Comment Transilien réinvente ses espaces vides

A l’heure où la dématérialisation s’applique aussi dans le secteur du transport ferroviaire, la plupart des guichets de vente disparaissent, et le contact humain avec. Pour Transilien, c’est l’occasion de redonner une fonction aux espaces vacants tout en apportant un service aux usagers qui transitent dans la gare.

Tel est le point de départ d’un projet engagé avec weave.air, entité de weave spécialisée en stratégie et innovation.

Surfant sur la tendance du co-working, le réseau de trains de banlieue de SNCF Mobilités imagine une solution permettant aux voyageurs de travailler dans l’enceinte de la gare. Baptisée Work & Station, celle-ci s’inspire de l’observation des usages, notamment des étudiants et des professionnels. Au-delà des voyageurs, une autre population est susceptible d’être intéressée par ce type d’espace : les personnes qui gravitent autour de la gare.

Impliquer les équipes internes

Prelière étape de ce projet : la phase d’observation. Les équipes de Transilien, accompagnées de weave.air, sont allées à la rencontre d’usagers. Le but est d’entrer en conversation avec eux, de les faire parler de leur expérience, de leur demander ce qui pourrait être amélioré, de faire ressortir des citations, des illustrations, etc. Autre piste : réaliser un parcours commenté avec un usager de façon à comprendre comment il évolue et se déplace dans la gare. Tous ces retours terrain viennent ainsi enrichir les insights (ou pistes d’action) utilisateurs.

La deuxième étape consiste à élaborer le concept et faire appel aux différentes parties prenantes en interne : personnel en charge des services et agents chargés de l’exploitation de la gare. Dans un groupe comme la SNCF, c’est relativement rare de pouvoir autant impliquer les équipes terrain. Ce projet se révèle donc très positif car il crée des moments collaboratifs et favorise l’adhésion en interne. Avant de s’attaquer aux plans, le prototype est matérialisé au préalable sur place, avec du carton. Cela permet de concrétiser sur site les premières pistes d’idées et d’accélérer une phase de conception de seulement deux mois.

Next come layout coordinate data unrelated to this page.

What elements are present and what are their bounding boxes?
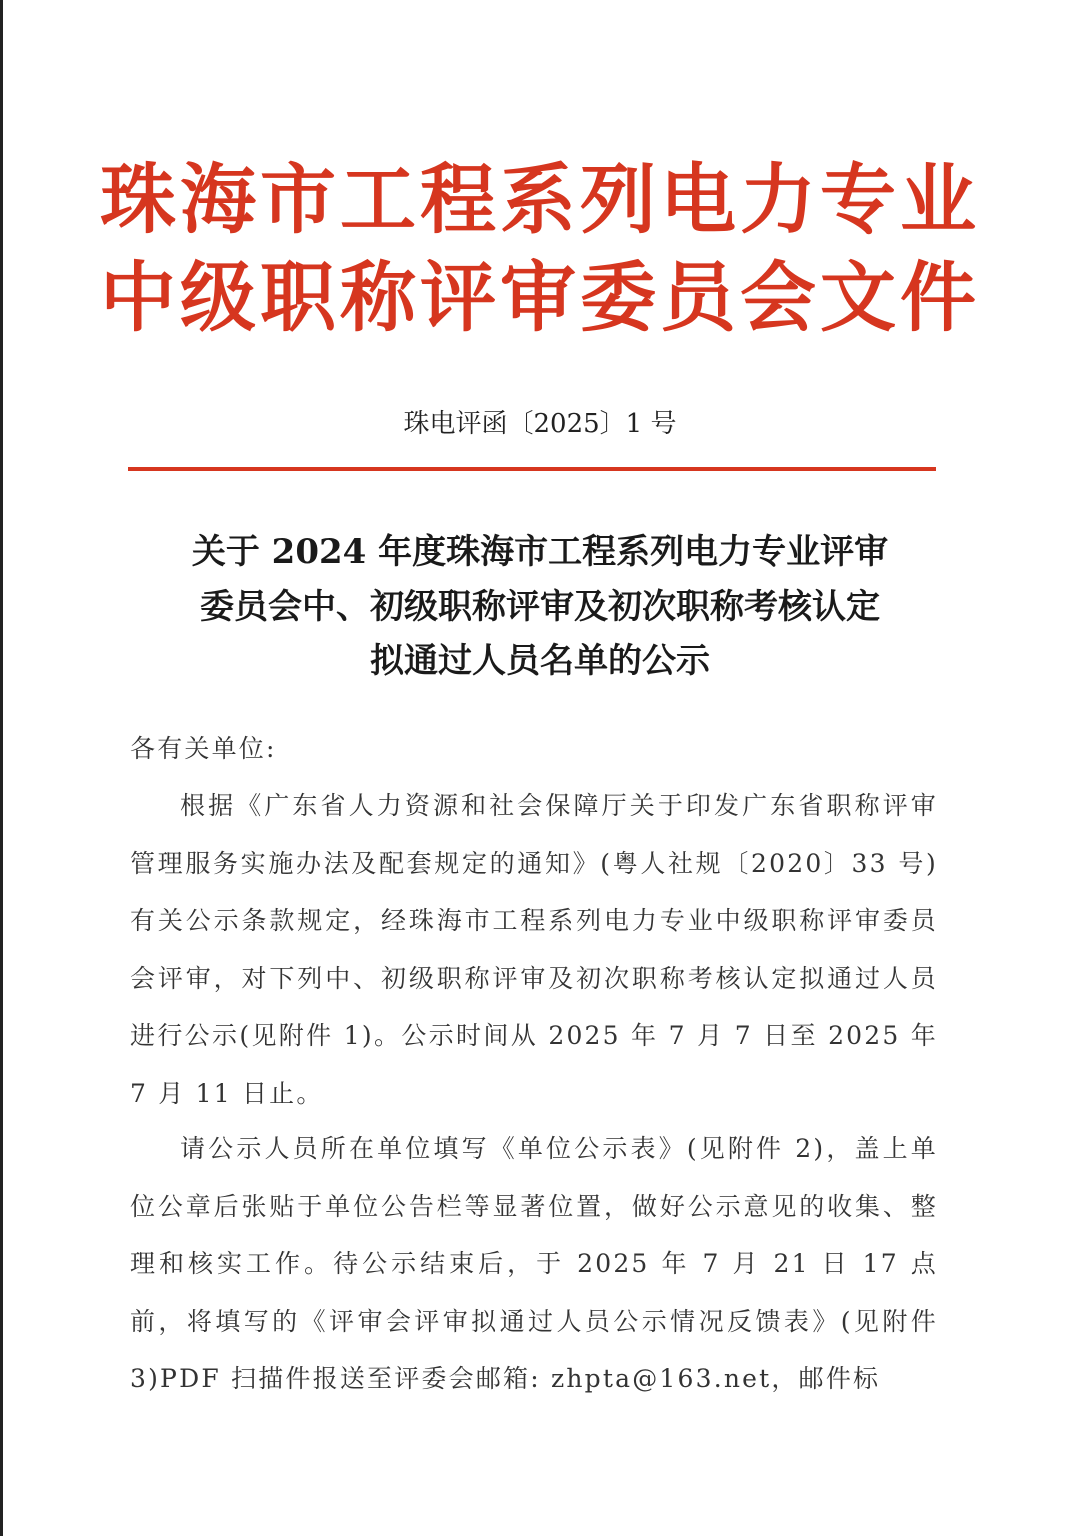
paragraph-1: 根据《广东省人力资源和社会保障厅关于印发广东省职称评审管理服务实施办法及配套规定的通知》(粤人社规〔2020〕33 号)有关公示条款规定，经珠海市工程系列电力专业中级职称评审委员会评审，对下列中、初级职称评审及初次职称考核认定拟通过人员进行公示(见附件 1)。公示时间从 2025 年 7 月 7 日至 2025 年 7 月 11 日止。 [130, 791, 938, 1108]
salutation: 各有关单位: [130, 734, 277, 763]
org-title-line2: 中级职称评审委员会文件 [100, 253, 980, 342]
notice-title-line1: 关于 2024 年度珠海市工程系列电力专业评审 [191, 532, 889, 572]
notice-title-line2: 委员会中、初级职称评审及初次职称考核认定 [200, 587, 880, 627]
org-title-line1: 珠海市工程系列电力专业 [100, 155, 980, 244]
paragraph-2: 请公示人员所在单位填写《单位公示表》(见附件 2)，盖上单位公章后张贴于单位公告栏等显著位置，做好公示意见的收集、整理和核实工作。待公示结束后，于 2025 年 7 月 21 日 17 点前，将填写的《评审会评审拟通过人员公示情况反馈表》(见附件 3)PDF 扫描件报送至评委会邮箱: zhpta@163.net，邮件标 [130, 1134, 938, 1393]
document-number: 珠电评函〔2025〕1 号 [403, 409, 677, 439]
red-divider [128, 467, 936, 471]
notice-title-line3: 拟通过人员名单的公示 [370, 641, 710, 681]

Créer une ambiance agréable et positive

Les équipes de weave.air ont ensuite utilisé la 3D pour se projeter davantage et affiner l’aménagement de l’espace. Avant le déploiement, un espace pilote a été conçu avec le concours d’Arep Design, filiale du groupe SNCF, sur le site de la gare de Conflans Saint-Honorine (78). Celui-ci vise à faire des ajustements, avant un déploiement général. Le concept Work & Station a tout de suite été bien accueilli, les voyageurs et les habitants du quartier se sont vite approprié l’espace pour y travailler, lire, recharger leur téléphone, attendre leur train, etc. Selon une enquête réalisée auprès des usagers, 98% se sont dit satisfaits. Pour deux tiers d’entre eux, cet espace permet d’optimiser leur temps d’attente en gare. Contrairement à ce que pouvaient craindre certains agents d’un tel lieu – bruits, dégradations ou insécurité – cela a permis a contrario de créer une ambiance agréable et positive où, par exemple, les lycéens en profitent pour faire leurs devoirs.

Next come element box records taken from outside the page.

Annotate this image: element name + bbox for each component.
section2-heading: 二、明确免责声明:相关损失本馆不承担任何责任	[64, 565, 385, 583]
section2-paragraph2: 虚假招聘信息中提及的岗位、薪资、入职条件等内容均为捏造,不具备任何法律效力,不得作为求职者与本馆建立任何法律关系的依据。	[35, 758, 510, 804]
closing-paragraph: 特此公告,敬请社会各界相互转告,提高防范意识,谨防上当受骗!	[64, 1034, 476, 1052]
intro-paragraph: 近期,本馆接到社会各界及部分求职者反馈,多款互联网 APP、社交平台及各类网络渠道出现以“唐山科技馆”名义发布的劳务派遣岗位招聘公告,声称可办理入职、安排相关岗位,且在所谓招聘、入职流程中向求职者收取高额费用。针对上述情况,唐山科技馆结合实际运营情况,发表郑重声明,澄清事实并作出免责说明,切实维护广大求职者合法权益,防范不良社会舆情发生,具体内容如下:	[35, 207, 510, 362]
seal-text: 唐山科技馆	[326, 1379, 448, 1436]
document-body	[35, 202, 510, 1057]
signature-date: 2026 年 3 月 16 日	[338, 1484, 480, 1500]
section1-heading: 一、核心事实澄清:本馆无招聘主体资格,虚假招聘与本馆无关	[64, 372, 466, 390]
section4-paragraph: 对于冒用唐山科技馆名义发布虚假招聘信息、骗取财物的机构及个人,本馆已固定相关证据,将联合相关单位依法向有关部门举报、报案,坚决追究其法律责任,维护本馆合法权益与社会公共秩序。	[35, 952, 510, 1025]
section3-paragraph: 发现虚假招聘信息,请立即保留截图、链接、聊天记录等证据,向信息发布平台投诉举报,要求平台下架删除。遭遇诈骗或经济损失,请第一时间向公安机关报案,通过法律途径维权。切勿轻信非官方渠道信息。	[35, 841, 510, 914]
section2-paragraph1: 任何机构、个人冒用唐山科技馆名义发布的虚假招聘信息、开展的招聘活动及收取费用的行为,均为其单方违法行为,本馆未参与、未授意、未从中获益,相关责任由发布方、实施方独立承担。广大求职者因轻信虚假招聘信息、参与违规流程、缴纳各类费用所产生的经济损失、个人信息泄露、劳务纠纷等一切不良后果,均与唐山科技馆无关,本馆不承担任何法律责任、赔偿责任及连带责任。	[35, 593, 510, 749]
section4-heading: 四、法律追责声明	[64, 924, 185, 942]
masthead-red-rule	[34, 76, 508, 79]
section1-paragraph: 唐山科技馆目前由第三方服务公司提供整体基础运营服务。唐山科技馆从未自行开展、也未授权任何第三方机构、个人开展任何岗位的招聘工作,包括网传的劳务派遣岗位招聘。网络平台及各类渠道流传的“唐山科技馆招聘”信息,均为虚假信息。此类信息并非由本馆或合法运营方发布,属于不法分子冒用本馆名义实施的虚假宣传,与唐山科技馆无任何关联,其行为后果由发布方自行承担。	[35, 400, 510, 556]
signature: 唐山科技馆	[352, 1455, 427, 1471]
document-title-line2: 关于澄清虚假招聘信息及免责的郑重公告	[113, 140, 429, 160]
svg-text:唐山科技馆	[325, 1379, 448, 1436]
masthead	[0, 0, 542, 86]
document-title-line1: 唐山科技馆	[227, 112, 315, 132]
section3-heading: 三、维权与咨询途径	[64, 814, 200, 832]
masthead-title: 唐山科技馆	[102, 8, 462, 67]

Améliorer la vie des usagers

De la phase de réflexion à l’ouverture du lieu, seulement 6 mois se sont écoulés. Ce projet conçu en mode agile s’est ainsi fait dans des délais très courts.150 gares seraient équipées des nouveaux espaces Work & Station en 2018 . Les usagers qui connaissent certains retards sur les lignes Transilien retrouvent donc un peu de chaleur dans une bulle vitrée, plutôt que dans les courants d’air de la gare.

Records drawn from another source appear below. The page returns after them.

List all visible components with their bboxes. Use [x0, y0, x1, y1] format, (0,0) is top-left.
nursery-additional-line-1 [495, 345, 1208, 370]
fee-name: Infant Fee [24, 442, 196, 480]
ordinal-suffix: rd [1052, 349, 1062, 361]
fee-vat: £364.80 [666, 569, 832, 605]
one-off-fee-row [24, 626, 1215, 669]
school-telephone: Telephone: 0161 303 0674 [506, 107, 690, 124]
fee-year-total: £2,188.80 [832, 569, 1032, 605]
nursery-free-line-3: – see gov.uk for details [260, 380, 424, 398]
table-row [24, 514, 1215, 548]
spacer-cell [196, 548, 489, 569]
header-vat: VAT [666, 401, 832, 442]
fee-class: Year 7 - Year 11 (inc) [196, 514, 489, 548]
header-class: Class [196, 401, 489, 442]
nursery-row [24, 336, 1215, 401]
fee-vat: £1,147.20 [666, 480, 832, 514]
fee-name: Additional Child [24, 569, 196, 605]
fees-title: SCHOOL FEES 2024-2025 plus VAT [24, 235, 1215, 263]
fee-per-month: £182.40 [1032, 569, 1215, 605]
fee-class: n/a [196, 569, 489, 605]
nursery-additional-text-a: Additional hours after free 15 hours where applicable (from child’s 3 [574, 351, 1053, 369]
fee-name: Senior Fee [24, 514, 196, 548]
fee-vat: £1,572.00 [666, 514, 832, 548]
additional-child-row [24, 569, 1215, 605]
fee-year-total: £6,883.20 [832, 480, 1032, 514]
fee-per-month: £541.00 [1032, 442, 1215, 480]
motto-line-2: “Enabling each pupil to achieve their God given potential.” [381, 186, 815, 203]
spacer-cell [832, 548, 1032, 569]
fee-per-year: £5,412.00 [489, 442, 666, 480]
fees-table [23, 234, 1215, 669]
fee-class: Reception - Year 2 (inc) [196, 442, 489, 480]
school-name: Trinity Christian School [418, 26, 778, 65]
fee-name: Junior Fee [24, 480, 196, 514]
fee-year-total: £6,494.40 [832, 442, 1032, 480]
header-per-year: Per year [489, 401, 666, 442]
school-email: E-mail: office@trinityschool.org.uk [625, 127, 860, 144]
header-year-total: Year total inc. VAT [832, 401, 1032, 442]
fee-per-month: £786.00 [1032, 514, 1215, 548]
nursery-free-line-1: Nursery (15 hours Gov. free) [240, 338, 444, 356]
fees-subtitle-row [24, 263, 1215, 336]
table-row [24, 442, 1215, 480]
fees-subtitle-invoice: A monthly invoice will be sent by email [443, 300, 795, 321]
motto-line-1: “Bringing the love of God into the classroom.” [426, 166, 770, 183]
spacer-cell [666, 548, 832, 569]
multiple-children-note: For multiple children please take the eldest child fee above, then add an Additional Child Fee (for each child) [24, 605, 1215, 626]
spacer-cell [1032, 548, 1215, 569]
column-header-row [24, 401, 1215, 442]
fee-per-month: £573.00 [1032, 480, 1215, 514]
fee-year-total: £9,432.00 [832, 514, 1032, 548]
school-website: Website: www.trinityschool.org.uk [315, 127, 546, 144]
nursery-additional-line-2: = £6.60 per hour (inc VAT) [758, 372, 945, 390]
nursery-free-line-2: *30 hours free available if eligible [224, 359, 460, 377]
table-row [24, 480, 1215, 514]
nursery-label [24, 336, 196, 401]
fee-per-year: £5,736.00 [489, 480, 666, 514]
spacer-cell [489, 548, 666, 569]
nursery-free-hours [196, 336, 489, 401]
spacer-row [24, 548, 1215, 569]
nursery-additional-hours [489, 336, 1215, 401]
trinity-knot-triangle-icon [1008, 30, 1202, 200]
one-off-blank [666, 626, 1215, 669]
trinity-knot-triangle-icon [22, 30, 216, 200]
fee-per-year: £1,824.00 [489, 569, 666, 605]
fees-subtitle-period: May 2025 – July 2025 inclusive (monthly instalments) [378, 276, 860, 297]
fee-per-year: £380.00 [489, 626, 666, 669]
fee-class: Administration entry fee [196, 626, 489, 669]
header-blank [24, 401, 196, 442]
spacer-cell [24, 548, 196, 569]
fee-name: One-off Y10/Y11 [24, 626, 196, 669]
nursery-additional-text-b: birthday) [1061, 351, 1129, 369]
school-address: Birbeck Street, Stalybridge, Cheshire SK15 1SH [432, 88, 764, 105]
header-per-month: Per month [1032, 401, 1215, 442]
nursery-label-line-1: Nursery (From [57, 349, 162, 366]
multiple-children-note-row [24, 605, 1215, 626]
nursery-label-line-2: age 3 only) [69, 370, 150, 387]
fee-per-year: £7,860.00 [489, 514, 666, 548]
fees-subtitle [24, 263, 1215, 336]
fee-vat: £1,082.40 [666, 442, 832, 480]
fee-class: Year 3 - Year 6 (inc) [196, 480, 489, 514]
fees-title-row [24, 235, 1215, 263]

Au départ, les équipes SNCF s’interrogeaient sur l’accueil du projet en gare par les voyageurs. Il ne vient évidemment pas combler toutes leurs attentes, mais il permet de créer davantage de sérénité avec une solution pour une meilleure gestion du temps. Associé à de nouveaux services, comme de la conciergerie, cet espace participe à la reconfiguration de la vie dans les gares et à une expérience usagers plus confortable.

Propos recueillis auprès de Florent Gitiaux, et Marion Jestin.